The average annual inflation gap measured by the Statistical Center of Iran among income deciles stood at 7.8% in the sixth month of the current Iranian year (Aug. 23-Sept. 22), up 0.8 percentage points compared to the previous month.
The inflation gap in “food, beverages and tobacco” group among income deciles grew by 0.5 percentage points and that of “non-food and services” group declined by 0.1 percentage points compared with the previous month.
The average goods and services Consumer Price Index in the 12-month period ending Sept. 22 increased by 47.6% for the first decile (those with the lowest income) and grew by 39.8% for the 10th decile (those with the highest income).
The annual inflation of “food, beverages and tobacco” stood at 60.7% for the first decile and 58.6% for the 10th decile. “Non-food and services” inflation was reported at 32.4% for the first decile and 35% for the 10th decile.
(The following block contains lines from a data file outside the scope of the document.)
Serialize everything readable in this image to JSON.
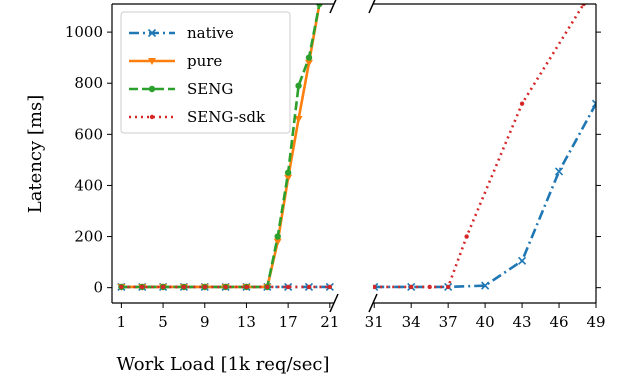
{
  "chart_data": {
    "type": "line",
    "ylabel": "Latency [ms]",
    "xlabel": "Work Load [1k req/sec]",
    "ylim": [
      -60,
      1110
    ],
    "y_ticks": [
      0,
      200,
      400,
      600,
      800,
      1000
    ],
    "panels": [
      {
        "id": "left",
        "xlim": [
          0.1,
          21.4
        ],
        "x_ticks": [
          1,
          5,
          9,
          13,
          17,
          21
        ]
      },
      {
        "id": "right",
        "xlim": [
          30.9,
          49
        ],
        "x_ticks": [
          31,
          34,
          37,
          40,
          43,
          46,
          49
        ]
      }
    ],
    "legend_position": "top-left",
    "series": [
      {
        "name": "native",
        "color": "#1f77b4",
        "linestyle": "dashdot",
        "marker": "x",
        "points": [
          [
            1,
            3
          ],
          [
            3,
            3
          ],
          [
            5,
            3
          ],
          [
            7,
            3
          ],
          [
            9,
            3
          ],
          [
            11,
            3
          ],
          [
            13,
            3
          ],
          [
            15,
            3
          ],
          [
            17,
            3
          ],
          [
            19,
            3
          ],
          [
            21,
            3
          ],
          [
            31,
            3
          ],
          [
            34,
            3
          ],
          [
            37,
            3
          ],
          [
            40,
            8
          ],
          [
            43,
            105
          ],
          [
            46,
            455
          ],
          [
            49,
            720
          ]
        ]
      },
      {
        "name": "pure",
        "color": "#ff7f0e",
        "linestyle": "solid",
        "marker": "v",
        "points": [
          [
            1,
            3
          ],
          [
            3,
            3
          ],
          [
            5,
            3
          ],
          [
            7,
            3
          ],
          [
            9,
            3
          ],
          [
            11,
            3
          ],
          [
            13,
            3
          ],
          [
            15,
            3
          ],
          [
            16,
            180
          ],
          [
            17,
            430
          ],
          [
            18,
            660
          ],
          [
            19,
            880
          ],
          [
            20,
            1110
          ]
        ]
      },
      {
        "name": "SENG",
        "color": "#2ca02c",
        "linestyle": "dashed",
        "marker": "o",
        "points": [
          [
            1,
            3
          ],
          [
            3,
            3
          ],
          [
            5,
            3
          ],
          [
            7,
            3
          ],
          [
            9,
            3
          ],
          [
            11,
            3
          ],
          [
            13,
            3
          ],
          [
            15,
            3
          ],
          [
            16,
            200
          ],
          [
            17,
            450
          ],
          [
            18,
            790
          ],
          [
            19,
            900
          ],
          [
            20,
            1110
          ]
        ]
      },
      {
        "name": "SENG-sdk",
        "color": "#d62728",
        "linestyle": "dotted",
        "marker": ".",
        "points": [
          [
            1,
            3
          ],
          [
            3,
            3
          ],
          [
            5,
            3
          ],
          [
            7,
            3
          ],
          [
            9,
            3
          ],
          [
            11,
            3
          ],
          [
            13,
            3
          ],
          [
            15,
            3
          ],
          [
            17,
            3
          ],
          [
            19,
            3
          ],
          [
            21,
            3
          ],
          [
            31,
            3
          ],
          [
            34,
            3
          ],
          [
            35.5,
            3
          ],
          [
            37,
            3
          ],
          [
            38.5,
            200
          ],
          [
            43,
            720
          ],
          [
            48,
            1110
          ]
        ]
      }
    ]
  }
}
Average annual inflation rates stood at 46.3% for the second decile compared with last year’s corresponding period; 44.8% for the third decile; 44.1% for the fourth; 43.3% for the fifth; 42.7% for the sixth; 42% for the seventh; 41.1% for the eighth and 40.6% for the ninth decile.
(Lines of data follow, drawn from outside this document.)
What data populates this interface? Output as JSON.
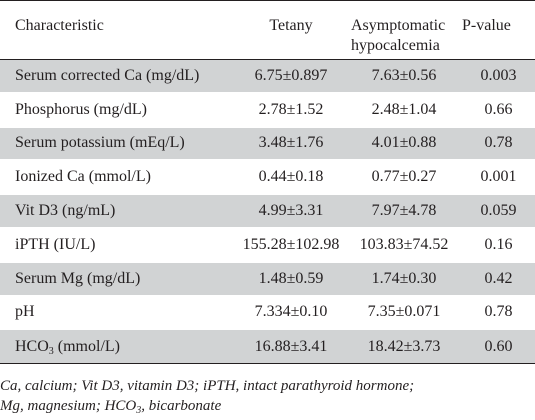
{
  "table": {
    "headers": {
      "characteristic": "Characteristic",
      "tetany": "Tetany",
      "asymptomatic_line1": "Asymptomatic",
      "asymptomatic_line2": "hypocalcemia",
      "pvalue": "P-value"
    },
    "rows": [
      {
        "name": "Serum corrected Ca (mg/dL)",
        "tetany": "6.75±0.897",
        "asymptomatic": "7.63±0.56",
        "p": "0.003"
      },
      {
        "name": "Phosphorus (mg/dL)",
        "tetany": "2.78±1.52",
        "asymptomatic": "2.48±1.04",
        "p": "0.66"
      },
      {
        "name": "Serum potassium (mEq/L)",
        "tetany": "3.48±1.76",
        "asymptomatic": "4.01±0.88",
        "p": "0.78"
      },
      {
        "name": "Ionized Ca (mmol/L)",
        "tetany": "0.44±0.18",
        "asymptomatic": "0.77±0.27",
        "p": "0.001"
      },
      {
        "name": "Vit D3 (ng/mL)",
        "tetany": "4.99±3.31",
        "asymptomatic": "7.97±4.78",
        "p": "0.059"
      },
      {
        "name": "iPTH (IU/L)",
        "tetany": "155.28±102.98",
        "asymptomatic": "103.83±74.52",
        "p": "0.16"
      },
      {
        "name": "Serum Mg (mg/dL)",
        "tetany": "1.48±0.59",
        "asymptomatic": "1.74±0.30",
        "p": "0.42"
      },
      {
        "name": "pH",
        "tetany": "7.334±0.10",
        "asymptomatic": "7.35±0.071",
        "p": "0.78"
      },
      {
        "name_prefix": "HCO",
        "name_sub": "3",
        "name_suffix": " (mmol/L)",
        "tetany": "16.88±3.41",
        "asymptomatic": "18.42±3.73",
        "p": "0.60"
      }
    ]
  },
  "footnote": {
    "line1": "Ca, calcium; Vit D3, vitamin D3; iPTH, intact parathyroid hormone;",
    "line2_prefix": "Mg, magnesium; HCO",
    "line2_sub": "3",
    "line2_suffix": ", bicarbonate"
  },
  "colors": {
    "shade": "#d1d3d4",
    "text": "#231f20"
  }
}
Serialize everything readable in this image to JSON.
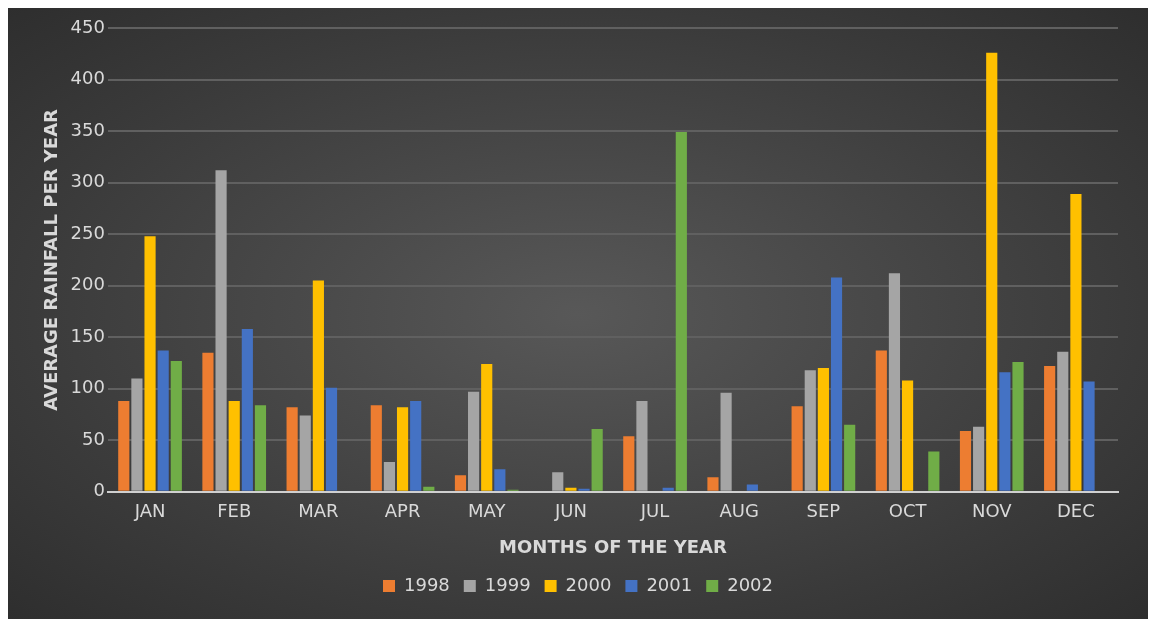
{
  "chart_data": {
    "type": "bar",
    "xlabel": "MONTHS OF THE YEAR",
    "ylabel": "AVERAGE RAINFALL PER YEAR",
    "categories": [
      "JAN",
      "FEB",
      "MAR",
      "APR",
      "MAY",
      "JUN",
      "JUL",
      "AUG",
      "SEP",
      "OCT",
      "NOV",
      "DEC"
    ],
    "series": [
      {
        "name": "1998",
        "color": "#ed7d31",
        "values": [
          88,
          135,
          82,
          84,
          16,
          null,
          54,
          14,
          83,
          137,
          59,
          122
        ]
      },
      {
        "name": "1999",
        "color": "#a5a5a5",
        "values": [
          110,
          312,
          74,
          29,
          97,
          19,
          88,
          96,
          118,
          212,
          63,
          136
        ]
      },
      {
        "name": "2000",
        "color": "#ffc000",
        "values": [
          248,
          88,
          205,
          82,
          124,
          4,
          null,
          null,
          120,
          108,
          426,
          289
        ]
      },
      {
        "name": "2001",
        "color": "#4472c4",
        "values": [
          137,
          158,
          101,
          88,
          22,
          3,
          4,
          7,
          208,
          null,
          116,
          107
        ]
      },
      {
        "name": "2002",
        "color": "#70ad47",
        "values": [
          127,
          84,
          null,
          5,
          2,
          61,
          349,
          null,
          65,
          39,
          126,
          null
        ]
      }
    ],
    "ylim": [
      0,
      450
    ],
    "yticks": [
      0,
      50,
      100,
      150,
      200,
      250,
      300,
      350,
      400,
      450
    ],
    "grid": "y",
    "legend": "bottom"
  }
}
The highest overall CPI (using the Iranian year to March 2017 as the base year) stood at 560.6 for the second decile and the lowest was 526.4 for the eighth decile.
The first decile saw a month-on-month inflation of 2.1%, the second, third, fourth, fifth and sixth deciles each registered 2.2%, the seventh and eighth deciles each registered 2.1%, the ninth 1.9% and the 10th deciles 1.8%.
The year-on-year inflation rates stood at 60.1% for the first decile, 57.6% for the second, 55.3% for the third, 54% for the fourth, 52.5% for the fifth, 51.5% for the sixth, 50% for the seventh, 48.3% for the eighth and 46.8% for the ninth and 43.8% for the 10th decile.
Income deciles are groupings that result from ranking either all households or all persons in the population in the ascending order according to income and then dividing the population into 10 groups, each comprising approximately 10% of the estimated population.
General Annualized Inflation at 42.1%
Irrespective of income deciles, the general goods and services Consumer Price Index (using the Iranian year to March 2017 as the base year) stood at 525.4 in the month under review, indicating a month-on-month rise of 2.2% and a year-on-year rise of 49.7%.
The annualized inflation stood at 42.1% in the sixth fiscal month.
CPI hit 515.7 for urban households and 579.8 for rural households, each indicating a month-on-month increase of 2.2%.
SCI put the annualized inflation for urban and rural areas at 41.5% and 45.3%, respectively. The year-on-year inflation stood at 48.4% for urban areas and 56.3% for rural areas in the month.
Among 12 groups of goods and services reviewed by SCI, the highest and lowest annualized inflation rates were registered respectively for “hotels and restaurants” with 69.8% and “communications” with 5.7%.
The highest MOM inflation rates were respectively registered for “hotels and restaurants” with 4.9% and “transportation” at 0.2% month-on-month.
“Hotels and restaurants” with 84.4% and “communications” with 10.4% saw the highest and lowest YOY inflation respectively.
With a coefficient of 26.64%, the CPI of “food and beverages” stood at 807.9 in the month ending Sept. 22, indicating a 2.2% increase from the previous month. The index registered a YOY increase of 76.1% and the CPI of the group increased by 59% in the 12-month period to Sept. 22 compared with the corresponding period of last year.
The rise in prices of goods and services accelerated at an unprecedented pace after the government decided to overhaul the import subsidy system.
The government move saw the abolition of the controversial practice of allocating cheap dollars at the rate of 42,000 rials per dollar, locally known as the Preferential Foreign Currency, to import essential goods, including corn, soymeal, unprocessed oil, oilseeds and barley, in addition to wheat, flour and medicine.
The market value of the dollar is above 300,000 rials now.
“Until now, we have been paying to producers [read importers] but now the subsidies go to consumers. In fact, the Preferential Foreign Currency has not been ceased, rather the allocation method has changed,” President Ebrahim Raisi said in a televised speech on the eve of the introduction of the move in May.
In his speech, Raisi emphasized that the removal of cheap dollar allocation will not lead to a price rise in wheat, flour and medicine. However, the move has led to a dramatic rise in the prices of essential goods. In fact, the prices of all commodities and services have risen suddenly in a ripple effect.
Also known as necessity or basic goods, essential goods are products consumers will buy, regardless of changes in income levels.